You think an XRF is expensive - the analytical equipment used by the large refining companies start in the 100 plus thousand dollar range

Bottom line - is there a "quick & easy" way for a guy like you or me to test a cat & determine value --- NO

Kurt


----------



## Gratilla (Jan 30, 2014)

kurtak said:


> ... dissolving a small sample in AR (or HCL/CL) & then testing with stannous (tin) chloride is only going to tell you that PGMs are there - not how much Pt &/or Pd &/or Rh (platinum, palladium, rhodium) is in the cat --- & as mentioned above - even prewashed cats will test positive with this test.



*Spectrophotometric Analysis* n. The determination of the structure or quantity of substances by measuring their capacity to absorb light of various wavelengths. (TheFreeDictionary.com)

I first came across this in a research document detailing determination of gold in lab samples (using stannous chloride). Apparently it's very accurate (and probably needs some expensive equipment).

But ... some time back I considered adding a method for detecting and measuring gold to my test kit. This was to consist (unfortunately it's still on my ToDo List) of 10 small glass bottles/vials containing predetermined quantities of gold chloride in solution (equivalent to 1 gm/ton, 2 gm/ton, etc of Au) tested with stannous chloride. So the bottles would have increasing intensities of purple as the known quantity of dissolved gold increased.

To test an unknown sample, leach with (say) SSN, add SnCl2 and compare the colour against the standards and voila. (Is it that simple?)

Of course we all know that SnCl2 can also test for Pt and Pd, returning different colours.

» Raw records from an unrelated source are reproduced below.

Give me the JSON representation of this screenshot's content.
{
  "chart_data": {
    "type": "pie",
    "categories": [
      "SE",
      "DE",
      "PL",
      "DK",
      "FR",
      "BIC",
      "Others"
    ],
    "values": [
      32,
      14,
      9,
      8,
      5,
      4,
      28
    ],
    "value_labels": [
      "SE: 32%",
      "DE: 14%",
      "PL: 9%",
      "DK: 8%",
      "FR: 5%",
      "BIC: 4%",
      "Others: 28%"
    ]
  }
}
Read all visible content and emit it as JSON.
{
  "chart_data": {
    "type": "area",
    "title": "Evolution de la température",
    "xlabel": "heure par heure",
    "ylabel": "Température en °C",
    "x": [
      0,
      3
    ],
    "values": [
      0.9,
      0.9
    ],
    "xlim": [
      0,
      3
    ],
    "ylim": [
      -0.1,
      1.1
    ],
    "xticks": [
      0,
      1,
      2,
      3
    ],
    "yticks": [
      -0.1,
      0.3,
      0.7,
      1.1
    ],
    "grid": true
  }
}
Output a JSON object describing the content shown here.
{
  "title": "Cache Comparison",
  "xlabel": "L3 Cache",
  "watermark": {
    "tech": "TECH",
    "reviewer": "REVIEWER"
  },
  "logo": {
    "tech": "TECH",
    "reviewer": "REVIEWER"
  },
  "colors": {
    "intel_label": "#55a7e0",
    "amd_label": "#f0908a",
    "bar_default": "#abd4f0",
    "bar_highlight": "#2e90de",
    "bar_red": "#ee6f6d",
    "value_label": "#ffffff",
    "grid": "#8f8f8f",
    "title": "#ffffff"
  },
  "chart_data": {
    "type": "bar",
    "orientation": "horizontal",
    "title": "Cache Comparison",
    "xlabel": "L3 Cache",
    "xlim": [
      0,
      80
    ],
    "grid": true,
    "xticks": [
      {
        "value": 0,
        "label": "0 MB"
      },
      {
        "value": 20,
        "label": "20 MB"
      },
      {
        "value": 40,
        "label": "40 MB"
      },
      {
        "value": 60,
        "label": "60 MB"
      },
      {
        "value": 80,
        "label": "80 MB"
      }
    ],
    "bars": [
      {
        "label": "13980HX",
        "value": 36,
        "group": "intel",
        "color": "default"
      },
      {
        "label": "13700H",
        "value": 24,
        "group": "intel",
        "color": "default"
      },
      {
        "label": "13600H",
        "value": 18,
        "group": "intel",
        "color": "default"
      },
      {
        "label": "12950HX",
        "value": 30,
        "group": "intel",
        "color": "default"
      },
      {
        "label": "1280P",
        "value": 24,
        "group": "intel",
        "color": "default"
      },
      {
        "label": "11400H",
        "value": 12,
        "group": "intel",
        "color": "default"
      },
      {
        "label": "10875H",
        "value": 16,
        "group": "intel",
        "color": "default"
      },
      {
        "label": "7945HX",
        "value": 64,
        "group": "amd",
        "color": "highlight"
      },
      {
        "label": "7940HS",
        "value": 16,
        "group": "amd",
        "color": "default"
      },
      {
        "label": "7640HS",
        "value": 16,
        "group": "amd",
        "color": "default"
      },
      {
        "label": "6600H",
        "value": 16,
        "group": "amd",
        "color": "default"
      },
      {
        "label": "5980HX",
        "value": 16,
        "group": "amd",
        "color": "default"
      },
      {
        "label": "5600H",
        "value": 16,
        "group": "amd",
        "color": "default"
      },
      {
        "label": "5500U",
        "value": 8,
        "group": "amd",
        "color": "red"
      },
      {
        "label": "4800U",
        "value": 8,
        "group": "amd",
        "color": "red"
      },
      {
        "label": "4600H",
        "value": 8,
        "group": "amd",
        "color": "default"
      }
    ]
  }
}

A mix of Au/Pt/Pd might be problematic by this method though.


----------



## jimdoc (Jan 30, 2014)

The site about converter scams is no more;

http://catscams.com/

Don't know why they didn't leave the info up.

Jim


----------



## kurtak (Jan 31, 2014)

jimdoc said:


> The site about converter scams is no more;
> 
> http://catscams.com/
> 
> ...



Interesting - it was a very informative site - maybe instead of doing the intended purpose of informing people what to look for concerning scams it was teaching people how to scam :?: 

Kurt


----------



## etack (Jan 31, 2014)

Sounds like a Cease and Desist order or at least a recommendation from their attorney.

Eric


----------